Opening the meeting, the aging Saudi King Salman -- this year's G20 president -- said the "human crisis requires a global response. The world counts on us to come together and cooperate in order to face this challenge."

Trump tweeted that he'd be discussing the call during a 5 p.m. ET news conference from the White House. The call was underway when data was released from the federal government showing jobless claims soaring to a seasonally adjusted 3.28 million in the week ending March 21 -- the most in recorded history.

World leaders are gripping for more economic turmoil as the coronavirus pandemic gains speed, including the possibility of a global recession.

In a joint statement released after the call, the G20 countries said they were committed to doing whatever it takes to overcome the pandemic and would spare no effort to protect lives, safeguard people's jobs and preserve financial stability.

In this photo from his Twitter, the President of the European Council Charles Michel participates in a video call of world leaders from the Group of 20 and other international bodies and organizations, Thursday, March 26, 2020.

The statement did not outline any new or specific measures the G20 was taking, but said leaders were ready "to react promptly and take any further action that may be required."

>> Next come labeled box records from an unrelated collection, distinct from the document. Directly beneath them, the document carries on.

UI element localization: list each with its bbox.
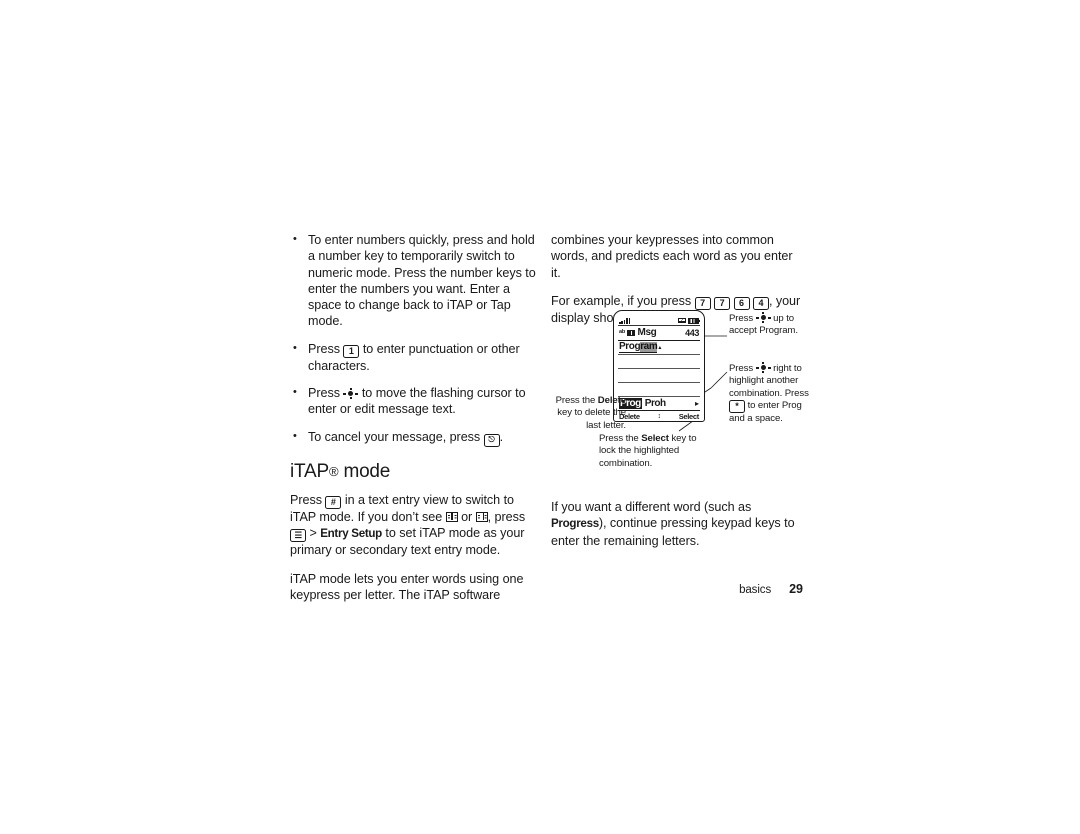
battery-icon	[688, 317, 701, 324]
list-item: To cancel your message, press ⎋.	[290, 428, 538, 447]
tips-bullet-list: To enter numbers quickly, press and hold…	[290, 231, 538, 447]
character-counter: 443	[685, 327, 699, 338]
heading-title: iTAP	[290, 460, 329, 482]
paragraph-different-word: If you want a different word (such as Pr…	[551, 499, 803, 549]
text-run: Press	[729, 313, 756, 324]
page-title: iTAP® mode	[290, 461, 538, 483]
bullet-text-after: .	[499, 429, 504, 444]
text-run: Press the	[599, 433, 642, 444]
text-run: , press	[487, 509, 526, 524]
key-1-icon: 1	[343, 344, 360, 358]
blank-text-line	[618, 355, 700, 369]
candidate-alternate: Proh	[644, 398, 666, 409]
entry-setup-label: Entry Setup	[320, 526, 382, 540]
text-run: or	[457, 509, 476, 524]
list-item: To enter numbers quickly, press and hold…	[290, 231, 538, 330]
heading-suffix: mode	[338, 460, 391, 482]
screen-header: ab Msg 443	[618, 326, 700, 341]
footer-page-number: 29	[789, 582, 803, 596]
page-footer: basics 29	[551, 580, 815, 598]
text-entry-line: Prog ram ▴	[618, 341, 700, 355]
power-key-icon: ⎋	[483, 433, 500, 447]
callout-highlight-another: Press right to highlight another combina…	[729, 362, 813, 426]
menu-key-icon: ☰	[290, 528, 306, 542]
phone-display-figure: ab Msg 443 Prog ram ▴ Prog Proh ▸ Delete…	[551, 300, 811, 490]
bullet-text-before: To cancel your message, press	[308, 429, 484, 444]
phone-outline: ab Msg 443 Prog ram ▴ Prog Proh ▸ Delete…	[613, 310, 705, 422]
paragraph-itap-description: iTAP mode lets you enter words using one…	[290, 571, 524, 602]
typed-prefix: Prog	[619, 340, 641, 354]
registered-mark: ®	[328, 463, 339, 479]
blank-text-line	[618, 383, 700, 397]
book-icon	[626, 329, 635, 337]
select-key-label: Select	[641, 433, 669, 444]
text-run: key to delete the last letter.	[557, 407, 626, 431]
closing-paragraph-block: If you want a different word (such as Pr…	[551, 499, 803, 561]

The joint statement aside, there are lingering global disputes that could prevent the collective from effective coordination to combat the virus. The two largest economies in the group, the US and China, have been locked in a blame game on the origins of the crisis.

On Wednesday, the US State Department pushed to include the phrase "Wuhan virus" in a joint statement with other Group of Seven members following a meeting of foreign ministers. The overtures were rejected by other members, resulting in separate statements and division in the group.